HP 日本研究所では、小田弘美氏が研究所長に就き、新体制の下、外部との連携などの研究活動を活発化させる。東京に拠点を置く国内では、20人の研究者が3つ程のプロジェクトを推進する。同氏によると、「10人ほどで取り組む大規模なプロジェクトを一つ、5人ほどで取り組む中規模のプロジェクトを二つ」の体制で展開する。

「携帯テレビ・ビデオ機器の使用に関するユーザスタディ」などの興味深い研究成果も生んでおり、説明会ではワンセグなど普及しつつある携帯機器の利用法についての結果を公表した。

HP 日本研究所によると、ワンセグ機能つきの携帯電話の利用は、テレビ、ビデオ両用の機器では、外から見た時は区別が難しいが、携帯テレビとして使う人と、携帯ビデオとして使う人に分かれるそうだ。テレビとしての利用は、夕方の通勤電車やバスでの視聴し、内容はバラエティ番組を見る。そしてビデオファイルの用意を嫌う傾向にあるという。

他方、携帯ビデオとして使う人は、主な利用場面は「夕方の通勤電車、バス」と同じであるものの、英語や販促などの内容の予め録画したものを視聴しているという。

同氏は、「外から見ると携帯機器で小さな画面を見ているだけだが、質的な調査をすると大きく二つに分かれていることがわかった」と成果を明らかにし、研究成果として「テレビユーザーはスイッチを入れるだけの手軽な娯楽を仕事帰りに楽しみ、ビデオユーザーは通勤時間を娯楽だけでなく自己啓発にも有効に使いたいと考えている」としている。

他にも、「ストリーミングビデオ技術のインタラクティブな広告への応用」を紹介。ビデオストリーミングにおいて、画面に自分の写真やキャラクターなどを表示するインタラクティブな領域を設定し、それを通じてフィードバックできるようになる仕組みだ。

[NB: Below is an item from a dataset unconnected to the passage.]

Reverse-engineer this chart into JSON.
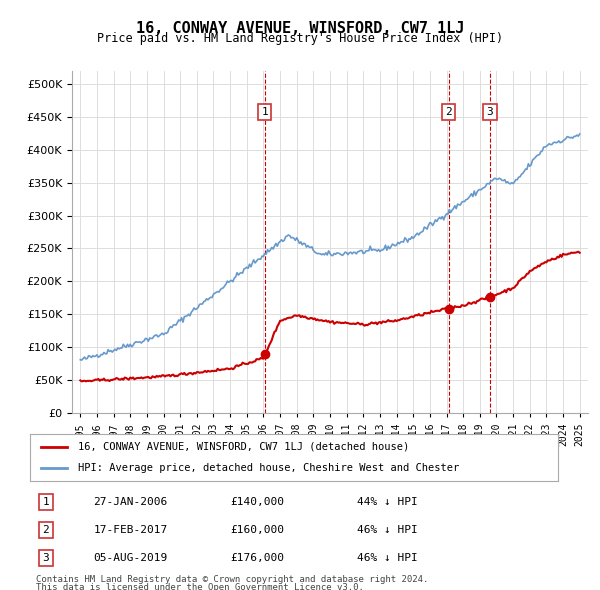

同氏は「この技術によりインタラクティブなストリーミングビデオ広告が可能」として、画面の一部に製品イメージを掲載し、ユーザーはイメージを回転させたり拡大したりするといった操作ができると話す。また、同研究の成果に現在、HP の事業部が興味を持っており、デモ版を作り商品化していこうと動いている(同氏)。

また、同研究所では企業同士の共同研究の推進も図り、株式会社ココアとの共同研究である「メターバースユーザコミュニティ支援」の研究事例を紹介した。

同研究では、3D仮想空間である meet-me においてコミュニティー支援について調査。仮設立案から実証実験を繰り返し、コミュニティ形成支援手法と活性化手法をアルゴリズムまで落とし込み、汎用化を目指す。